SENTENCIA CONSTITUCIONAL PLURINACIONAL 0052/2015

Fecha: 04-May-2015

III.3. Naturaleza de la acusación formal y su equiparación con el auto de procesamiento

           Entonces, la acusación formal es el acto por el que el órgano de persecución penal solicita formalmente a la autoridad jurisdiccional el procesamiento propiamente dicho del encausado; y en aplicación del art. 341 del CPP, debe contener datos que permitan identificar al imputado y su domicilio procesal, una relación precisa del ilícito atribuido, la fundamentación de la acusación como tal, la norma jurídica aplicable y el ofrecimiento de pruebas; sin embargo, también es el mecanismo para peticionar la aplicación de la pena. En este sentido, la acusación formal constituye el límite del objeto del proceso penal, ya que a partir de ése acto procesal la actividad jurisdiccional deberá circunscribirse a los términos del pliego acusatorio, en efecto, permite el ejercicio real del derecho a la defensa y delimita las consideraciones de la sentencia.

           Pues bien, de acuerdo a los argumentos y la jurisprudencia constitucional glosada en el Fundamento Jurídico que antecede, la presunción de inocencia es una propiedad innata al ser humano, cuya cualidad es posible desvirtuarlo únicamente mediante sentencia condenatoria con calidad de cosa juzgada formal y material. En este sentido, la acusación formal, por ser una determinación o acto procesal de carácter investigativo y unilateral, no es el mecanismo ni instrumento apropiado para vencer el estado de inocencia del encausado, ya que a partir de la comprensión de su esencia, no se equipara ni se asemeja a una sentencia con calidad de cosa juzgada; por consiguiente, la existencia de la acusación en contra del encausado, no tiene como efecto colateral la variación en el trato al justiciable; es decir, pese a la existencia de dicho acto procesal el encausado debe ser tratado en virtud a su estado de inocencia.

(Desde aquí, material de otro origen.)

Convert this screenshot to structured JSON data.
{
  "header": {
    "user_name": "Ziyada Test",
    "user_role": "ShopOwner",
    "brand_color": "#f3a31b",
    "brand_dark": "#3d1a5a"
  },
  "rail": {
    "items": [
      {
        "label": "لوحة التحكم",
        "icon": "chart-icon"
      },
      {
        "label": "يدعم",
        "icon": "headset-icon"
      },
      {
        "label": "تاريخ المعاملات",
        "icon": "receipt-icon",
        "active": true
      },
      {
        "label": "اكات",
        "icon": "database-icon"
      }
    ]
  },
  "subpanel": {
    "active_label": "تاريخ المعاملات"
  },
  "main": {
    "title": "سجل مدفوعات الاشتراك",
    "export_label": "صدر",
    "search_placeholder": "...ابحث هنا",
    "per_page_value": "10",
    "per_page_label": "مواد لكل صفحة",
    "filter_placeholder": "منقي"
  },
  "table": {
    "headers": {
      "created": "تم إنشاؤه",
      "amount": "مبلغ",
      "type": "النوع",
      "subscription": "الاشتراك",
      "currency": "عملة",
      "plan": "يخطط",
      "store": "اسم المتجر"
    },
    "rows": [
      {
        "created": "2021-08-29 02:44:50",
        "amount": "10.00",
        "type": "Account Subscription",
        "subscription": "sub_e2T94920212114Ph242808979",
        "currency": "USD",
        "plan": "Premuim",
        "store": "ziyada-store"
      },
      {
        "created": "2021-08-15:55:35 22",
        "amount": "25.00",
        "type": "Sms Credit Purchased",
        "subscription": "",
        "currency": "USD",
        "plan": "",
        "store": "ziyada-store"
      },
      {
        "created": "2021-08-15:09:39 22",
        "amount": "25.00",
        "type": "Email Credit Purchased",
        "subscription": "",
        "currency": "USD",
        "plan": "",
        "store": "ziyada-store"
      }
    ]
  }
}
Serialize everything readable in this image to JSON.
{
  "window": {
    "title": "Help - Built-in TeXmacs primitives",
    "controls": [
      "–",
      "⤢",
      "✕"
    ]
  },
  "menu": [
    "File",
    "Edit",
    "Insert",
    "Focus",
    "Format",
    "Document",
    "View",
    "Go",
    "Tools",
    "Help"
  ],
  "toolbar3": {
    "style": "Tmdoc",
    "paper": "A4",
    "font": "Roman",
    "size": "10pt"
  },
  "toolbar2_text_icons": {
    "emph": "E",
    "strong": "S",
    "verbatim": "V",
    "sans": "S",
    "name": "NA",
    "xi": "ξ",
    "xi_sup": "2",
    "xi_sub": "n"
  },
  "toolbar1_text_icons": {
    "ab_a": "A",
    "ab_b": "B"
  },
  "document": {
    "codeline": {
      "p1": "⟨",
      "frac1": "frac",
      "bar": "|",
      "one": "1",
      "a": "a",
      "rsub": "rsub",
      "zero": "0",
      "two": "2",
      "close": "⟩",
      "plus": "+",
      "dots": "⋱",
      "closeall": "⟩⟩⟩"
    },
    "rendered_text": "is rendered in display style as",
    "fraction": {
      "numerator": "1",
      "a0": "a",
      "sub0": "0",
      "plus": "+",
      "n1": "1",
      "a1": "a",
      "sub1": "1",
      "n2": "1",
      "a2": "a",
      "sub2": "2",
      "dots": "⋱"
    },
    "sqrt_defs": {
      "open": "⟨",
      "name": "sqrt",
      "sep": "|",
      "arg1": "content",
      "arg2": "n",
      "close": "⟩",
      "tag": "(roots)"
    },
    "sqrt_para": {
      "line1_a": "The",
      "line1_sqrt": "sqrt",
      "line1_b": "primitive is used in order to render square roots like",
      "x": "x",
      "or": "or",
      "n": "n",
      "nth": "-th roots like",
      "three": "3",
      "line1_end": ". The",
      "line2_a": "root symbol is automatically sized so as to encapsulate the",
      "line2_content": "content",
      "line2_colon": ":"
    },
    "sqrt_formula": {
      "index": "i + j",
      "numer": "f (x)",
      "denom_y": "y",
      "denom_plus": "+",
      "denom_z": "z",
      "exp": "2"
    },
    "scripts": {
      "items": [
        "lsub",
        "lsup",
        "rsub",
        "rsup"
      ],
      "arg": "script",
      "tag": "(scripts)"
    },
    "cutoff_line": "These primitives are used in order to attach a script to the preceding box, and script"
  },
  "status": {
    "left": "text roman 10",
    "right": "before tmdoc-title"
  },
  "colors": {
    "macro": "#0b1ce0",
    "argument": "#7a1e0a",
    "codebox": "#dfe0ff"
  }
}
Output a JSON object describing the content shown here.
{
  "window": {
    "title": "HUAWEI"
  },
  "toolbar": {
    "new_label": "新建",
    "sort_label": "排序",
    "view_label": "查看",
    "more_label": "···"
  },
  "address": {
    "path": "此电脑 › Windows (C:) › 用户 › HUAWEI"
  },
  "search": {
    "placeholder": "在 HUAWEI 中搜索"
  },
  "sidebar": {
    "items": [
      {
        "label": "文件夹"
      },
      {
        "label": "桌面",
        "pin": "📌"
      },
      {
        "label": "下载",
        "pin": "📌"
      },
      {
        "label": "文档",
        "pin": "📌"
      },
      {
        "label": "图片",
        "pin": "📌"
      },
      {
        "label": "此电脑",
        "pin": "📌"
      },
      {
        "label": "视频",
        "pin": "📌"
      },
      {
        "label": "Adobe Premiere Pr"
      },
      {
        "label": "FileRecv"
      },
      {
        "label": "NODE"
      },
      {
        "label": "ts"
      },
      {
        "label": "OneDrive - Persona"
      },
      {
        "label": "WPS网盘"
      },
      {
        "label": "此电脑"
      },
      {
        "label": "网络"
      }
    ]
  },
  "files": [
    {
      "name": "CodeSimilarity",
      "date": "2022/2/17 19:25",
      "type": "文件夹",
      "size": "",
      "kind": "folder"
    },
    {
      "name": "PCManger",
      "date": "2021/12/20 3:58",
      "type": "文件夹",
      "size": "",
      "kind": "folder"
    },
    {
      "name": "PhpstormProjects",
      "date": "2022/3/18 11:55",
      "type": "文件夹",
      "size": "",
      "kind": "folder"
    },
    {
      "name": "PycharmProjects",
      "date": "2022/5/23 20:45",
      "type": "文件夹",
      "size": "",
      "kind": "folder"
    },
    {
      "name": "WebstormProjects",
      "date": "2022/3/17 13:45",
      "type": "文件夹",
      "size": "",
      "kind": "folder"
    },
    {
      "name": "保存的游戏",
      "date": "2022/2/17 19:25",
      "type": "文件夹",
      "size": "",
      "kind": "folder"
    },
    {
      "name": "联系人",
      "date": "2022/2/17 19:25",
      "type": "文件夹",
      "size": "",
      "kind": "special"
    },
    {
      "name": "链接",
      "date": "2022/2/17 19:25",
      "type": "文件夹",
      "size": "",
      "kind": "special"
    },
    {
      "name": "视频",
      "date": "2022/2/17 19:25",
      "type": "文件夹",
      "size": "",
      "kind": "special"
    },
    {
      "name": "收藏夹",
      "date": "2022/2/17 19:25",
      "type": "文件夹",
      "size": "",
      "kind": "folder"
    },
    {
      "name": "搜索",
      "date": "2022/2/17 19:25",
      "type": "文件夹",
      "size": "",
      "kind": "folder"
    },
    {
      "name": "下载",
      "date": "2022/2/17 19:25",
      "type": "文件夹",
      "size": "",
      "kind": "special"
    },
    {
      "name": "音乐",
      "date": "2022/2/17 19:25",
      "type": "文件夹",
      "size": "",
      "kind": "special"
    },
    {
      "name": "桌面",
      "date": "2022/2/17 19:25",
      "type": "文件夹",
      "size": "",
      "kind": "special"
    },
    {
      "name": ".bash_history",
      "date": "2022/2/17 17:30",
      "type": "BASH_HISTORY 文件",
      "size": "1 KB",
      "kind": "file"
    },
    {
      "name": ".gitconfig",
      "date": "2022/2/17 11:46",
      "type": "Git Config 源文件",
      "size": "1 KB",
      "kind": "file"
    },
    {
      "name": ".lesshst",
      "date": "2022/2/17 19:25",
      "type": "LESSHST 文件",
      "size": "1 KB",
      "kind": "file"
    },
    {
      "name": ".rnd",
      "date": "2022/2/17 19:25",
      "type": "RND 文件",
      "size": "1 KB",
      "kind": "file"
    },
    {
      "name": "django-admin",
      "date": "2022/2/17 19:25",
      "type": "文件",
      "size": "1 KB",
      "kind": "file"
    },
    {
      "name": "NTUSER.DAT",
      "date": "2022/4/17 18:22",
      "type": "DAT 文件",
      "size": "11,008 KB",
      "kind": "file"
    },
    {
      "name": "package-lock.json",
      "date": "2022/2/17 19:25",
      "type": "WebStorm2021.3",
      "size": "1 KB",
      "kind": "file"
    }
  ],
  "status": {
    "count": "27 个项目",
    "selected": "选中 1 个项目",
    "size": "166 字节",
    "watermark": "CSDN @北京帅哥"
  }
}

           En virtud a los argumentos y la jurisprudencia constitucional precedentemente glosada, la acusación formal no se equipara a la eficacia de una sentencia con calidad de cosa juzgada formal y material, por lo mismo no incide y menos genera repercusión alguna en el ejercicio de los derechos fundamentales de la persona; por consiguiente, la causal de suspensión o revocatoria del mandato en ejercicio de la función pública, como consecuencia de la presentación del pliego acusatorio, claramente infringe la garantía de la presunción de inocencia.